Oleh : Fathul Jannah S.ST
Pemerhati Ekonomi dan Sosial Masyarakat
Menteri Ketenagakerjaan Ida Fauziah mengatakan, berdasarkan data dari Badan Pusat Statistik (BPS), rata-rata kenaikan upah minimum secara nasional ditetapkan mencapai 1,09 persen pada 2022. Menurutnya, setelah ketetapan ini, seluruh Gubernur di Indonesia akan mengumumkan kenaikan upah minimum di masing-masing daerah. (https://m.mediaindonesia.com/ekonomi/447325/menaker-kenaikan-upah-minimum-2022-secara-nasional-109)
Akibatnya gelombang penolakan terkait penetapan Upah Minimum Provinsi (UMP) 2022 pun disuarakan kalangan pekerja dan buruh di berbagai wilayah.
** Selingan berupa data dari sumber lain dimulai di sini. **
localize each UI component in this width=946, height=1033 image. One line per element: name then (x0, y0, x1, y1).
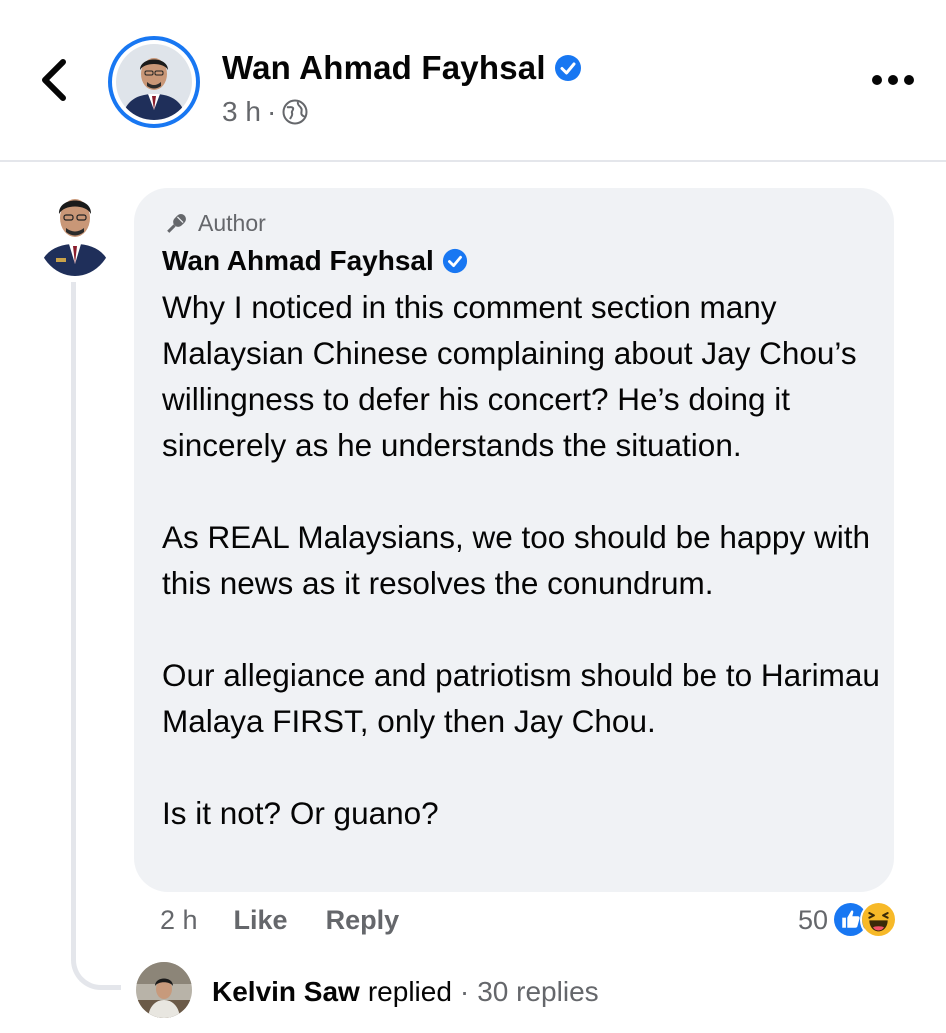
reaction-count: 50 (798, 904, 829, 935)
chevron-left-icon (39, 58, 69, 107)
author-name[interactable]: Wan Ahmad Fayhsal (222, 49, 546, 87)
author-badge-label: Author (198, 210, 266, 236)
thread-connector-line (71, 282, 121, 990)
commenter-name-row[interactable]: Wan Ahmad Fayhsal (162, 242, 468, 280)
microphone-icon (162, 211, 190, 237)
view-replies-link[interactable]: Kelvin Saw replied · 30 replies (212, 970, 599, 1014)
haha-reaction-icon (860, 901, 899, 939)
replies-count: 30 replies (477, 976, 599, 1007)
replies-separator: · (459, 976, 470, 1007)
meta-separator: · (266, 96, 277, 127)
author-avatar[interactable] (108, 36, 200, 128)
reactions-summary[interactable]: 50 (798, 897, 899, 943)
comment-paragraph: Is it not? Or guano? (162, 795, 439, 831)
post-time[interactable]: 3 h (222, 96, 261, 128)
comment-text: Why I noticed in this comment section ma… (162, 284, 882, 836)
replier-avatar[interactable] (136, 962, 192, 1018)
reply-button[interactable]: Reply (326, 905, 400, 936)
globe-icon (282, 99, 308, 125)
like-button[interactable]: Like (234, 905, 288, 936)
comment-paragraph: Why I noticed in this comment section ma… (162, 289, 857, 463)
back-button[interactable] (30, 58, 78, 106)
author-name-row[interactable]: Wan Ahmad Fayhsal (222, 46, 582, 90)
post-header: Wan Ahmad Fayhsal 3 h · (0, 0, 946, 162)
comment-time: 2 h (160, 904, 198, 935)
replied-label: replied (367, 976, 452, 1007)
comment-paragraph: Our allegiance and patriotism should be … (162, 657, 880, 739)
more-options-button[interactable] (866, 64, 920, 100)
comment-actions: 2 h Like Reply (160, 900, 399, 940)
more-horizontal-icon (871, 73, 915, 91)
comment-bubble: Author Wan Ahmad Fayhsal Why I noticed i… (134, 188, 894, 892)
verified-badge-icon (442, 248, 468, 274)
commenter-name[interactable]: Wan Ahmad Fayhsal (162, 245, 434, 277)
post-meta: 3 h · (222, 96, 308, 128)
commenter-avatar[interactable] (36, 184, 114, 276)
comment-paragraph: As REAL Malaysians, we too should be hap… (162, 519, 870, 601)
verified-badge-icon (554, 54, 582, 82)
author-badge: Author (162, 210, 266, 237)
replier-name: Kelvin Saw (212, 976, 360, 1007)
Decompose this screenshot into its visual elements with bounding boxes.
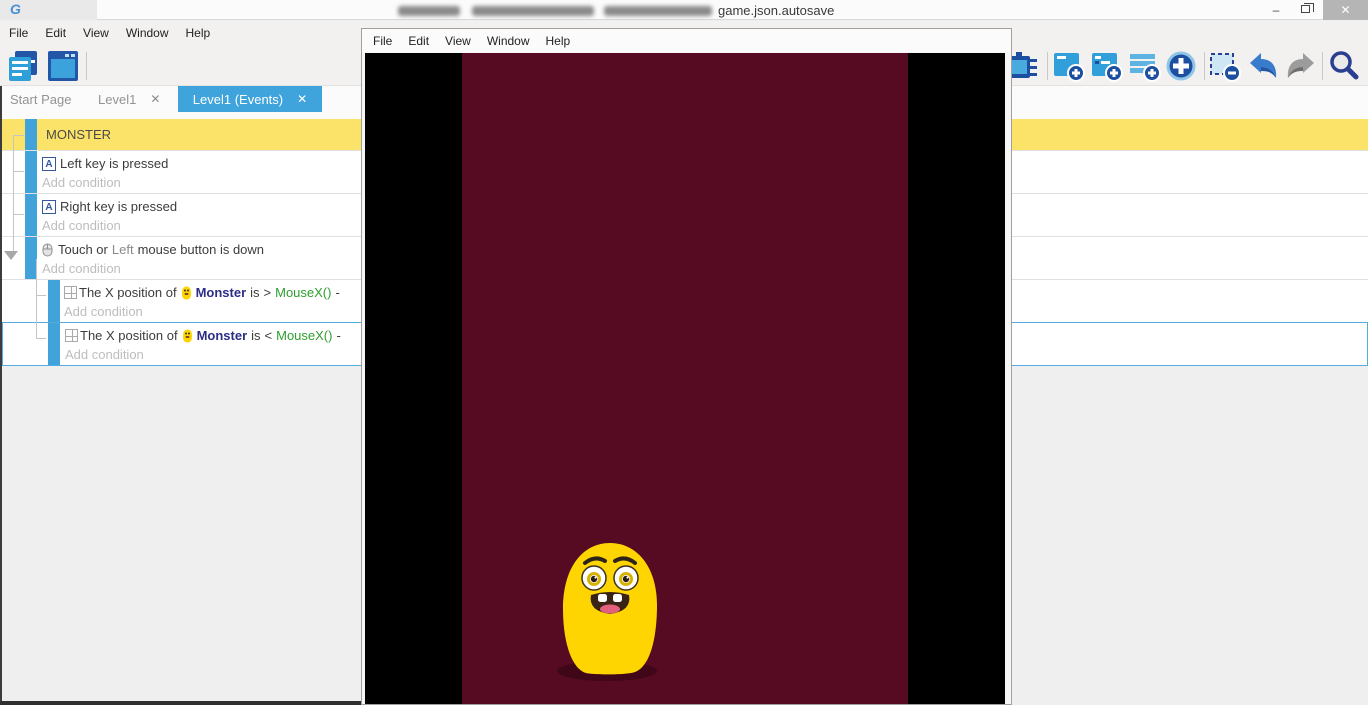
comment-text: MONSTER — [46, 127, 111, 142]
game-canvas[interactable] — [365, 53, 1005, 704]
operator: > — [264, 285, 272, 300]
events-editor-icon[interactable] — [7, 50, 39, 82]
menu-edit[interactable]: Edit — [408, 34, 429, 48]
game-preview-window: File Edit View Window Help — [361, 28, 1012, 705]
redacted-title-text — [472, 6, 594, 16]
add-other-event-icon[interactable] — [1165, 50, 1197, 82]
expression: MouseX() — [275, 285, 331, 300]
tree-line — [13, 135, 14, 257]
menu-view[interactable]: View — [83, 26, 109, 40]
event-bar — [48, 323, 60, 365]
event-bar — [25, 194, 37, 236]
add-condition-link[interactable]: Add condition — [64, 304, 143, 319]
tab-level1[interactable]: Level1 ✕ — [98, 86, 160, 112]
monster-object-icon — [182, 329, 193, 343]
minimize-button[interactable]: – — [1262, 0, 1290, 20]
add-condition-link[interactable]: Add condition — [42, 175, 121, 190]
scene-editor-icon[interactable] — [47, 50, 79, 82]
panel-left-edge — [0, 86, 2, 702]
menu-file[interactable]: File — [373, 34, 392, 48]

Buruh di beberapa wilayah cukup gencar menyuarakan protes terhadap rencana penetapan UMP tahun depan itu disusul rencana mogok nasional yang akan digelar 6-8 Desember 2021 mendatang.
Ida Fauziyah mengatakan upah pada 2022 hanya naik tipis, karena penyesuaian upah minimum dengan mengacu aturan turunan dari UU 11/2020 tentang Cipta Kerja untuk mengatasi kesenjangan pengupahan antara daerah. Selain itu, kata Ida, formulasi pengupahan dengan metode baku itu diharapkan dapat menjaga stabilitas iklim usaha dalam negeri. (Bisnis.com, 16/11/2021).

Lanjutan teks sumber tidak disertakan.